Areas of Discussion:
  • Characters (male and female, and how they relate) in games
  • Writing (gender roles, why they persist, language used) in games
  • Marketing (writing about, images used, language chosen) of games
  • Gamer culture (web presence, online multiplayer, stereotypes)
  • And of course, knowing all this -- where do we go from here?
There are many underlying, foundational issues to the problem of gender in gaming, and they're basically summed up as why we still have feminism.  And a great deal of that is beyond the scope of me or of this blog.  There are other places to take that.

But for us, we can agree: there are significant problems with the way female video game characters are written.  There are huge problems with the graphical way in which female video game characters are portrayed.  Writing of games has issues with women, and writing about games is, arguably, even worse.  Games are marketed to a mythical monolithic 15-24 year old white male who may not even exist, and gamer culture has rallied around what that stereotypical marketing figure is supposed to prefer.

The "girl gamer" isn't often a girl (in the case of Your Critic, she's 30 and a married, employed adult), but she is a gamer.  And we're going to start, next in the series, by examining available female characters, past and present.

Thursday, March 3, 2011

The Mary Sue Gamer

Spouse and friend were gleefully sharing this today:


And it started me thinking about something that's been bothering me for ages.  You see it most often in fantasy-world RPGs, but it happens all the damn time: the player character of a game is a total Mary Sue [wiki / TVTropes].

In an RPG, you do just that: play a role.  But there's a school of thought that you project that role onto yourself, and yourself into that role.  Some games are designed this way: in a Fallout title, you are in first person as the Lone Wanderer or the Courier, and your character really is an empty shell filled with your own values and ideas.  And in a Mass Effect, you get to customize Shepard, both in appearance and in back story, and so to an extent occupy that persona as well.

Then there's the other sort of game, one with a pre-defined character with a narrative arc not really of your choosing.  You see it a lot in an FPS or an adventure game: Half-Life, Deus Ex, Uncharted, Heavy Rain, The Longest Journey -- all of these and many more are someone's stories, pre-told, that you help them through with occasional decisions.

That's just background.  We mainly all know this stuff.

But where it's starting to bother me is where your player character, whether of your creation or not, is Destined to fill the Super Awesome Role of Mega Good.  Someone needs saving?  Your job!  A planet needs rescuing?  Your job!  Timmy fell down the well?  Your job!  Rescue the princess?  Your job!

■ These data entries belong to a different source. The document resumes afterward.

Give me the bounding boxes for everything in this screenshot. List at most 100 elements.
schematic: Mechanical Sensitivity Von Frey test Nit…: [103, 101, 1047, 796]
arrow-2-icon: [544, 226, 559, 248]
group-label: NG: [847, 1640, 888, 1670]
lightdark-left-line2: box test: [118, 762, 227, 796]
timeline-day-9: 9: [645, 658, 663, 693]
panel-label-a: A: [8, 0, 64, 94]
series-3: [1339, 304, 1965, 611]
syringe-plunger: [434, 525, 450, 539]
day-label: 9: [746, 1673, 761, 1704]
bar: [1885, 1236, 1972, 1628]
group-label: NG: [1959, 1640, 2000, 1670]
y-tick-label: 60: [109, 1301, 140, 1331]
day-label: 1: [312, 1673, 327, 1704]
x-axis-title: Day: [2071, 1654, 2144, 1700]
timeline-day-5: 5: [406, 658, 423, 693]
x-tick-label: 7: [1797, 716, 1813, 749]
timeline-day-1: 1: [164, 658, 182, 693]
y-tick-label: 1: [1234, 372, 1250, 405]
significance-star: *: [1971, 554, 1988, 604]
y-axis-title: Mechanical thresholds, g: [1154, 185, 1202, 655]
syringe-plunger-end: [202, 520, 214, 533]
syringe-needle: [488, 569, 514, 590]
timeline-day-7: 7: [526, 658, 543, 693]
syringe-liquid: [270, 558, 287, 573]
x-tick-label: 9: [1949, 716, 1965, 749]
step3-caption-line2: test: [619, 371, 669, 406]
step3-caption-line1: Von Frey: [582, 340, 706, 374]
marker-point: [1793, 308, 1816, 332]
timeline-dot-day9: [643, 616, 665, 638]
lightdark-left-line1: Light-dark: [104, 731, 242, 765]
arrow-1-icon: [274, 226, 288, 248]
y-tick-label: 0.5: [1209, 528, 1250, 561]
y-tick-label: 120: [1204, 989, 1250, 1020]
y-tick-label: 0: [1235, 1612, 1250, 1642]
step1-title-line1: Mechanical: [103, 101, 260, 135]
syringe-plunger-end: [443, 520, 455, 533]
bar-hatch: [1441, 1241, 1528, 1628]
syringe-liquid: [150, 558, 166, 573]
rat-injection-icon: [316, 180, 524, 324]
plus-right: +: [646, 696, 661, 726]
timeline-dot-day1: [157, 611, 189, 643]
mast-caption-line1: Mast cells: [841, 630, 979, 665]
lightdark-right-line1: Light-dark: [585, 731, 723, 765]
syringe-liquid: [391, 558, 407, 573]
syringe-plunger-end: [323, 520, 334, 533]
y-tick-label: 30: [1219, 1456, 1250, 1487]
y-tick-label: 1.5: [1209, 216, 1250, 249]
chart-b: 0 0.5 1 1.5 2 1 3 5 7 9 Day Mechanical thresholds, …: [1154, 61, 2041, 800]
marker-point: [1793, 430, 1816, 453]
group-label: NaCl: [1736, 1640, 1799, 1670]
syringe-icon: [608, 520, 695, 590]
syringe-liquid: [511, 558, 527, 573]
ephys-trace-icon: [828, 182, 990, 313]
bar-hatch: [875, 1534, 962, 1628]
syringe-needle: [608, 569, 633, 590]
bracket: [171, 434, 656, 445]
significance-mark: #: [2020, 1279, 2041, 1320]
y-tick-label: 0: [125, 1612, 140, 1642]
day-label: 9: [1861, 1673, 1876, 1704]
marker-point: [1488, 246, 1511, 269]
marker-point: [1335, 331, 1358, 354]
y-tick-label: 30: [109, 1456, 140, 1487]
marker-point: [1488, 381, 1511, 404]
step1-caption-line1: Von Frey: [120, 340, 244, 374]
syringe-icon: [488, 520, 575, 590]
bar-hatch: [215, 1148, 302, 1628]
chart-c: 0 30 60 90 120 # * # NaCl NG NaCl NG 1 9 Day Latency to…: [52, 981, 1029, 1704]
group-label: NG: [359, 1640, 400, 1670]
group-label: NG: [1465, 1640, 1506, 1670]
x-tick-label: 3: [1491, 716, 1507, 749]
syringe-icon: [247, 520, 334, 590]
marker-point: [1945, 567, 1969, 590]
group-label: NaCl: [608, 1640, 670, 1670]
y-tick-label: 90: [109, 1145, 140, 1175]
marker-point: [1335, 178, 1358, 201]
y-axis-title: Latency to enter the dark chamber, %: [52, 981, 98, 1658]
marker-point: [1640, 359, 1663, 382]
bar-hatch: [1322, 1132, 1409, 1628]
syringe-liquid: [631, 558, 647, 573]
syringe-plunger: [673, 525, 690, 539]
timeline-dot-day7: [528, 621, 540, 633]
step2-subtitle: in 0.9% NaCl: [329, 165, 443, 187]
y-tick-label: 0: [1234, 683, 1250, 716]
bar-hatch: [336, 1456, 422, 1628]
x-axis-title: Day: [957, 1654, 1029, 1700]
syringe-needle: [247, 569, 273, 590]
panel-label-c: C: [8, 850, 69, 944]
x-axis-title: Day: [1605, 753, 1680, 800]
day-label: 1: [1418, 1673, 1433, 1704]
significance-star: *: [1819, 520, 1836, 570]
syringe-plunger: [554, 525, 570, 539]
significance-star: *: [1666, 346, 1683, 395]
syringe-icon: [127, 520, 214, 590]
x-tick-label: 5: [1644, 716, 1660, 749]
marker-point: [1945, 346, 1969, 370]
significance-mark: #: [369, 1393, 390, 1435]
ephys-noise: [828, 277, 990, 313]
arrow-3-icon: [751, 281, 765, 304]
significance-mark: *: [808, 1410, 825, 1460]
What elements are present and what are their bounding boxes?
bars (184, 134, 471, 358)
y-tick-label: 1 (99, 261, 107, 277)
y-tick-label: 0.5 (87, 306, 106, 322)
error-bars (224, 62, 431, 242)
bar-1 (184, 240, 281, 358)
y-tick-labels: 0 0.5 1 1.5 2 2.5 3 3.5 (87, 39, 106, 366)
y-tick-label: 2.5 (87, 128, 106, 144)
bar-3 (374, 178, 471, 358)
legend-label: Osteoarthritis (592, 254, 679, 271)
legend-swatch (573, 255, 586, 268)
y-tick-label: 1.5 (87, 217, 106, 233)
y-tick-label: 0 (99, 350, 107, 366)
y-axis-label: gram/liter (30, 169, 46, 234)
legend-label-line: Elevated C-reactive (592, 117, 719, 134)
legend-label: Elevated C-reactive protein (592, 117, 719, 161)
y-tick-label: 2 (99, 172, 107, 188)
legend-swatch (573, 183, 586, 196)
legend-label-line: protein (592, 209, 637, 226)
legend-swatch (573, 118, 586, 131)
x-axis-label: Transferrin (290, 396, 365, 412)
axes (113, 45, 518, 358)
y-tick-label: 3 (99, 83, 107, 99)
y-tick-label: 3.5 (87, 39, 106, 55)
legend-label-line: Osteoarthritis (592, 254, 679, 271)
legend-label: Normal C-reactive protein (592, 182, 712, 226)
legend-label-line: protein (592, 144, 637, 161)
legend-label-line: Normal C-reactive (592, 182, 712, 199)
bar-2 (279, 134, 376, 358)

The more epic the scope of the story, the worse this gets.  And that makes sense, to a degree: if you're going to save the kingdom, the world, or the universe itself... you're going to need to be pretty badass.  So the skills, the weapons, the powers... yours, all yours.  And you look ripped (or ripped AND busty) and everyone gives you money and you're just such a nice person that you even stop to rescue that cat from that tree.

Unless of course the game has an Evil option, in which case you're just such a horrible person that you even stop to slice down that tree with a poor innocent cat in it.

It's as if a huge category of games operate on the Superman model: you're just that awesome because you were born that way.  A smaller number operate on the Batman model: you're just that awesome because you had money and willpower and worked hard for a million years.

But I'm becoming a bigger fan of the third way: you're not all that awesome, actually, but with luck and timing and cleverness and help, you can still make a difference to the NPCs who need your help.

Really, I think these days I'm not all about saving the world.  The Longest Journey lampshaded the Heroic Awesome Savior issue with April Ryan, but I'm not sure that's satisfying anymore.  For all the flaws Heavy Rain has in concept and in execution, I find Ethan Mars a lot more workable than any epic hero of gaming I've yet met.